Two weeks later, we finally – after months of trying – found a sippy cup that he liked.  Suddenly cold milk was all good.  A straw was fabulous!  Mama was free.

But you know what?  I actually felt sad.  It was then that the realization hit me.

My accomplishment wasn’t so much in making it to a year, though I am proud of it.  No, the real accomplishment is that I finally arrived at a place I wanted to be.  Though it’s over, I still have the bonding, the wonder, the beauty of it all.

The Should finally wisped away, and what was left was the fact that when I didn’t want to, I didn’t.  But this time I wanted to, so I did.

Which is, ironically, how it should be.

7 Responses to Accomplishment
  1. Gramma
    August 11, 2011 | 9:50 pm

    well done, susie-girl…not the nursing, which is good, but figuring out your experience. well-done

  2. Rendy
    August 12, 2011 | 8:35 am

    pretty sure i didn’t think anything close to that

    • Jessica@Team Rasler
      August 12, 2011 | 2:15 pm

      Thanks, man. I just figured you were too nice to say it out loud! : )

  3. Humanmama AJ Dilling
    August 12, 2011 | 11:23 am

    Well, should you start trying for another, or what?! Good for you on the WHOLE YEAR. It’s not easy, but it’s good.

    • Jessica@Team Rasler
      August 12, 2011 | 2:22 pm

      Not yet!! I told my husband that I could NOT believe that when Sebastian was Theo’s age, we had only two more months before I got pregnant again. Yikes! Definitely different on the other side of two.

      • Gramma
        August 14, 2011 | 11:17 am

        hmmm, are you sure. Baby B is growing too fast up here in BC. I think she would love a baby cousin…or maybe that’s just gramma!

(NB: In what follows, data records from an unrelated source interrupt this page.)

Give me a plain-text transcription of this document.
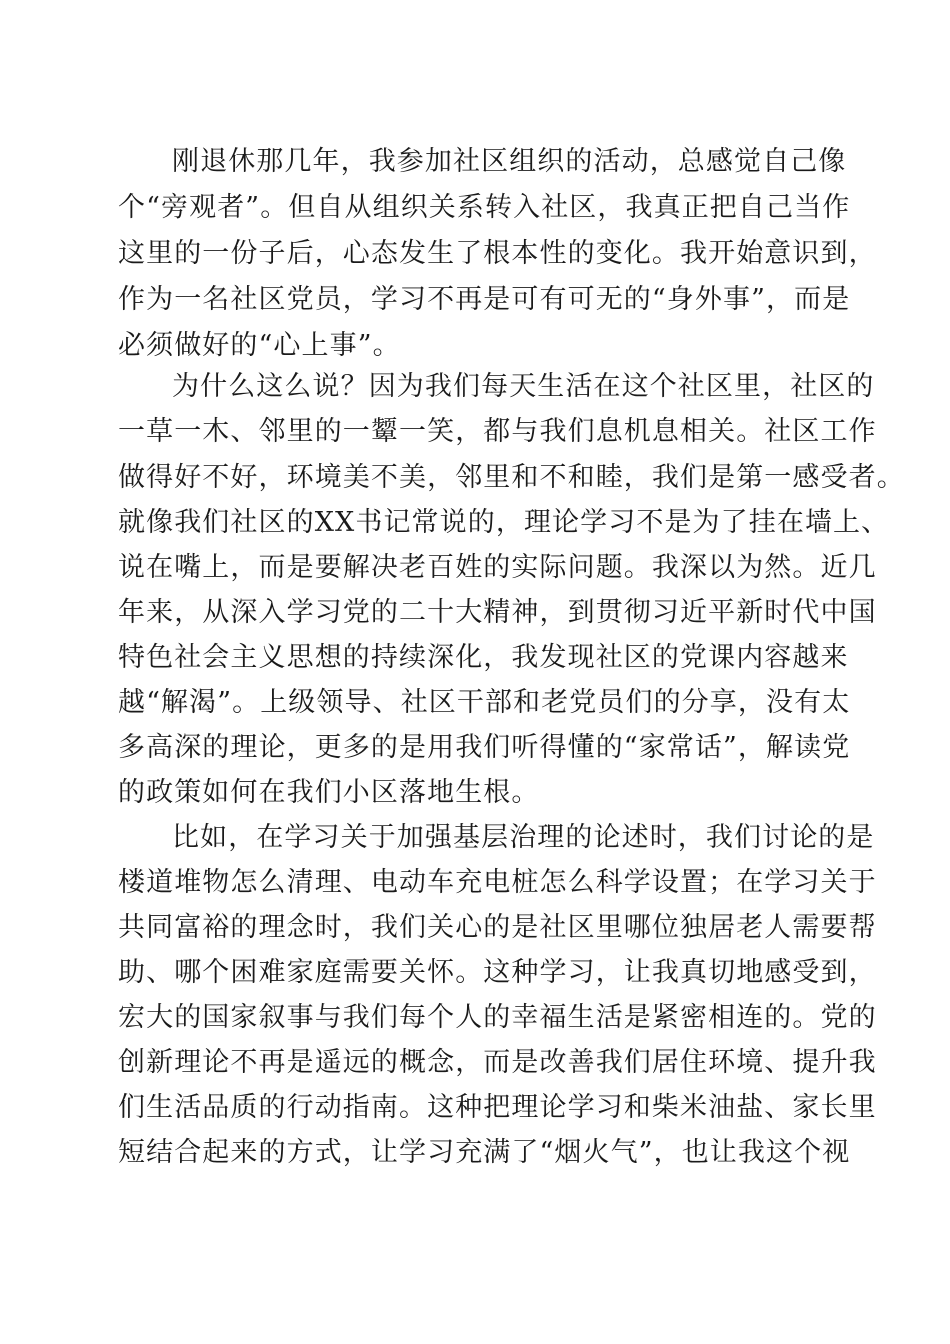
刚退休那几年，我参加社区组织的活动，总感觉自己像
个“旁观者”。但自从组织关系转入社区，我真正把自己当作
这里的一份子后，心态发生了根本性的变化。我开始意识到，
作为一名社区党员，学习不再是可有可无的“身外事”，而是
必须做好的“心上事”。
为什么这么说？因为我们每天生活在这个社区里，社区的
一草一木、邻里的一颦一笑，都与我们息机息相关。社区工作
做得好不好，环境美不美，邻里和不和睦，我们是第一感受者。
就像我们社区的XX书记常说的，理论学习不是为了挂在墙上、
说在嘴上，而是要解决老百姓的实际问题。我深以为然。近几
年来，从深入学习党的二十大精神，到贯彻习近平新时代中国
特色社会主义思想的持续深化，我发现社区的党课内容越来
越“解渴”。上级领导、社区干部和老党员们的分享，没有太
多高深的理论，更多的是用我们听得懂的“家常话”，解读党
的政策如何在我们小区落地生根。
比如，在学习关于加强基层治理的论述时，我们讨论的是
楼道堆物怎么清理、电动车充电桩怎么科学设置；在学习关于
共同富裕的理念时，我们关心的是社区里哪位独居老人需要帮
助、哪个困难家庭需要关怀。这种学习，让我真切地感受到，
宏大的国家叙事与我们每个人的幸福生活是紧密相连的。党的
创新理论不再是遥远的概念，而是改善我们居住环境、提升我
们生活品质的行动指南。这种把理论学习和柴米油盐、家长里
短结合起来的方式，让学习充满了“烟火气”，也让我这个视
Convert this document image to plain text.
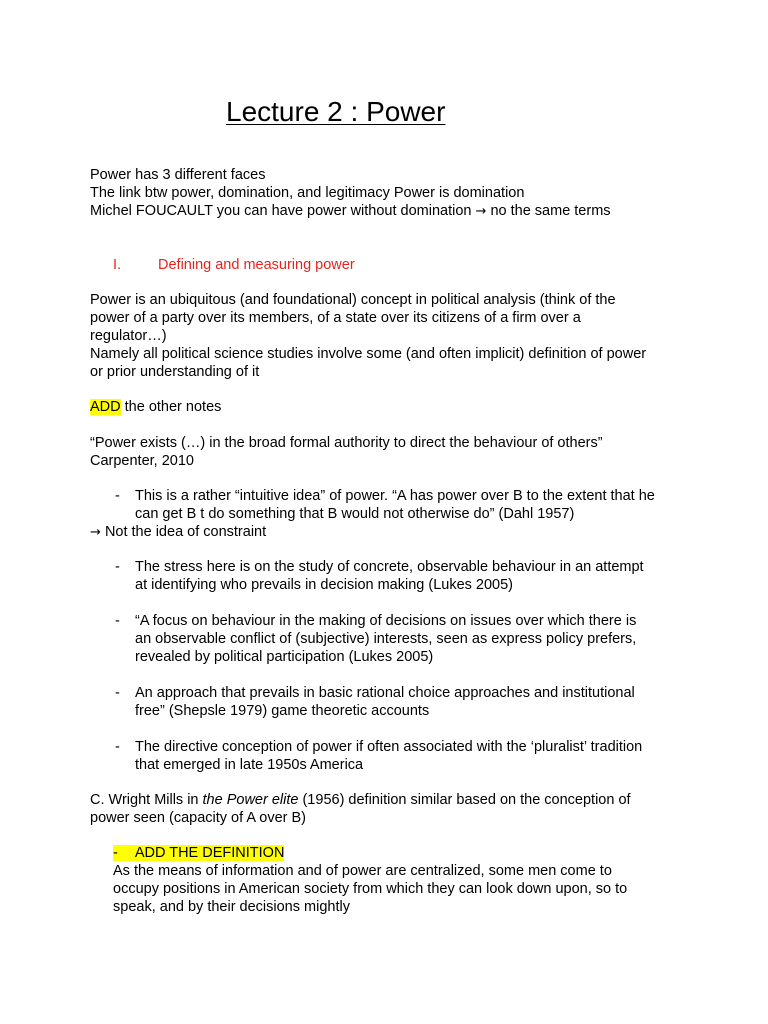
Lecture 2 : Power
Power has 3 different faces
The link btw power, domination, and legitimacy Power is domination
Michel FOUCAULT you can have power without domination → no the same terms
I.	Defining and measuring power
Power is an ubiquitous (and foundational) concept in political analysis (think of the
power of a party over its members, of a state over its citizens of a firm over a
regulator…)
Namely all political science studies involve some (and often implicit) definition of power
or prior understanding of it
ADD the other notes
“Power exists (…) in the broad formal authority to direct the behaviour of others”
Carpenter, 2010
- This is a rather “intuitive idea” of power. “A has power over B to the extent that he
can get B t do something that B would not otherwise do” (Dahl 1957)
→ Not the idea of constraint
- The stress here is on the study of concrete, observable behaviour in an attempt
at identifying who prevails in decision making (Lukes 2005)
- “A focus on behaviour in the making of decisions on issues over which there is
an observable conflict of (subjective) interests, seen as express policy prefers,
revealed by political participation (Lukes 2005)
- An approach that prevails in basic rational choice approaches and institutional
free” (Shepsle 1979) game theoretic accounts
- The directive conception of power if often associated with the ‘pluralist’ tradition
that emerged in late 1950s America
C. Wright Mills in the Power elite (1956) definition similar based on the conception of
power seen (capacity of A over B)
- ADD THE DEFINITION
As the means of information and of power are centralized, some men come to
occupy positions in American society from which they can look down upon, so to
speak, and by their decisions mightly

  4. Jean Has Been Shopping
    August 21, 2011 | 6:37 pm

    I applaud you for reaching your goal, and for being so understanding to those who can’t or don’t. How are you managing to continue the balance of part-time work, motherhood and everything else that fills our lives? Running 3 blogs … I can’t even fathom that.
    Thanks for stopping by my site. It’s great to meet you.